I’m wondering if there is any “code execution hook” available for extensions, so I can interject code execution on Jupyter Lab Server before sending it to Kernel. Or maybe there is some other approach how to achieve that.
Others may disagree with me, but fundamentally: with remote-code-execution-as-a-service, you can’t substantively change what folk can do with it beyond changing what the underlying server and kernel process can do. There are just too many ways to circumvent any countermeasures.
Some things you can do:
run the server/kernel process in a more isolated fashion
e.g. chroots, docker, vms, another computer, or all of the above
these can still be escaped by a dedicated attacker, but if it must be…
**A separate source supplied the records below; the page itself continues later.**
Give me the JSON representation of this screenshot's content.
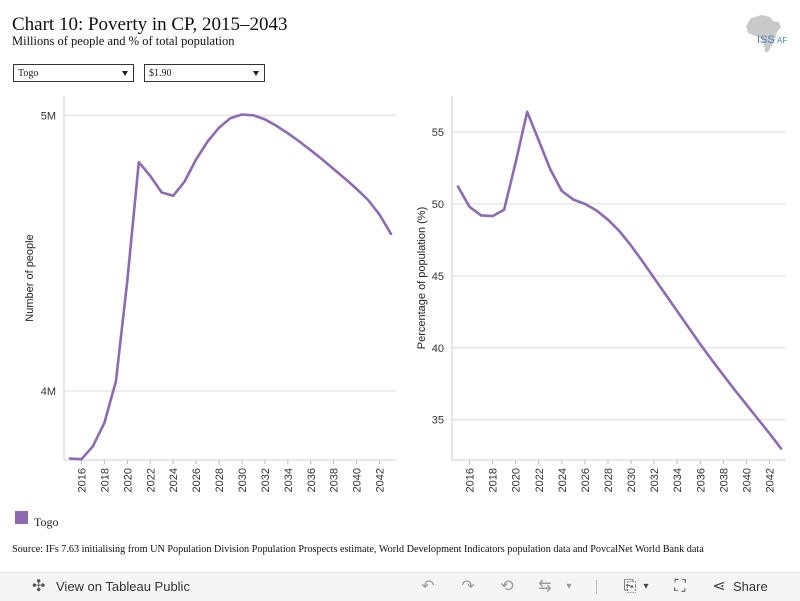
{
  "header": {
    "title": "Chart 10: Poverty in CP, 2015–2043",
    "subtitle": "Millions of people and % of total population",
    "logo_text": "ISS",
    "logo_suffix": "AF"
  },
  "filters": {
    "country": "Togo",
    "poverty_line": "$1.90"
  },
  "legend": {
    "label": "Togo",
    "color": "#8c6bb1"
  },
  "source": "Source: IFs 7.63 initialising from UN Population Division Population Prospects estimate, World Development Indicators population data and PovcalNet World Bank data",
  "toolbar": {
    "view_label": "View on Tableau Public",
    "share_label": "Share"
  },
  "chart_data": [
    {
      "type": "line",
      "ylabel": "Number of people",
      "yticks": [
        4000000,
        5000000
      ],
      "ytick_labels": [
        "4M",
        "5M"
      ],
      "ylim": [
        3750000,
        5070000
      ],
      "x_tick_labels": [
        "2016",
        "2018",
        "2020",
        "2022",
        "2024",
        "2026",
        "2028",
        "2030",
        "2032",
        "2034",
        "2036",
        "2038",
        "2040",
        "2042"
      ],
      "x": [
        2015,
        2016,
        2017,
        2018,
        2019,
        2020,
        2021,
        2022,
        2023,
        2024,
        2025,
        2026,
        2027,
        2028,
        2029,
        2030,
        2031,
        2032,
        2033,
        2034,
        2035,
        2036,
        2037,
        2038,
        2039,
        2040,
        2041,
        2042,
        2043
      ],
      "series": [
        {
          "name": "Togo",
          "color": "#8c6bb1",
          "values": [
            3755000,
            3753000,
            3800000,
            3885000,
            4035000,
            4400000,
            4830000,
            4780000,
            4720000,
            4708000,
            4760000,
            4840000,
            4905000,
            4955000,
            4990000,
            5003000,
            5000000,
            4985000,
            4962000,
            4935000,
            4905000,
            4873000,
            4840000,
            4805000,
            4770000,
            4733000,
            4693000,
            4640000,
            4570000
          ]
        }
      ],
      "grid": true
    },
    {
      "type": "line",
      "ylabel": "Percentage of population (%)",
      "yticks": [
        35,
        40,
        45,
        50,
        55
      ],
      "ylim": [
        32.2,
        57.5
      ],
      "x_tick_labels": [
        "2016",
        "2018",
        "2020",
        "2022",
        "2024",
        "2026",
        "2028",
        "2030",
        "2032",
        "2034",
        "2036",
        "2038",
        "2040",
        "2042"
      ],
      "x": [
        2015,
        2016,
        2017,
        2018,
        2019,
        2020,
        2021,
        2022,
        2023,
        2024,
        2025,
        2026,
        2027,
        2028,
        2029,
        2030,
        2031,
        2032,
        2033,
        2034,
        2035,
        2036,
        2037,
        2038,
        2039,
        2040,
        2041,
        2042,
        2043
      ],
      "series": [
        {
          "name": "Togo",
          "color": "#8c6bb1",
          "values": [
            51.2,
            49.8,
            49.2,
            49.15,
            49.6,
            52.9,
            56.4,
            54.4,
            52.4,
            50.9,
            50.3,
            50.0,
            49.55,
            48.9,
            48.1,
            47.1,
            46.0,
            44.85,
            43.7,
            42.55,
            41.4,
            40.25,
            39.15,
            38.1,
            37.05,
            36.05,
            35.05,
            34.05,
            33.0
          ]
        }
      ],
      "grid": true
    }
  ]
}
run everything against a read-only file system
this makes many useful things fail
run everything in the client’s browser e.g. jupyterlite
you can expose some features behind, e.g. a REST API
A product that ships such countermeasures will be more frustrating for non-malicious users, and not actually offer better protection from the other kind of users. With only the static analysis approaches one can code up in a feasible amount of time, even a lazy attacker will still find a way to circumvent in a couple minutes with automated tools.
I’m suggesting if a product allows folks to use kernels in production, it needs a defense-in-depth strategy that isolates untrusted arbitrary code execution.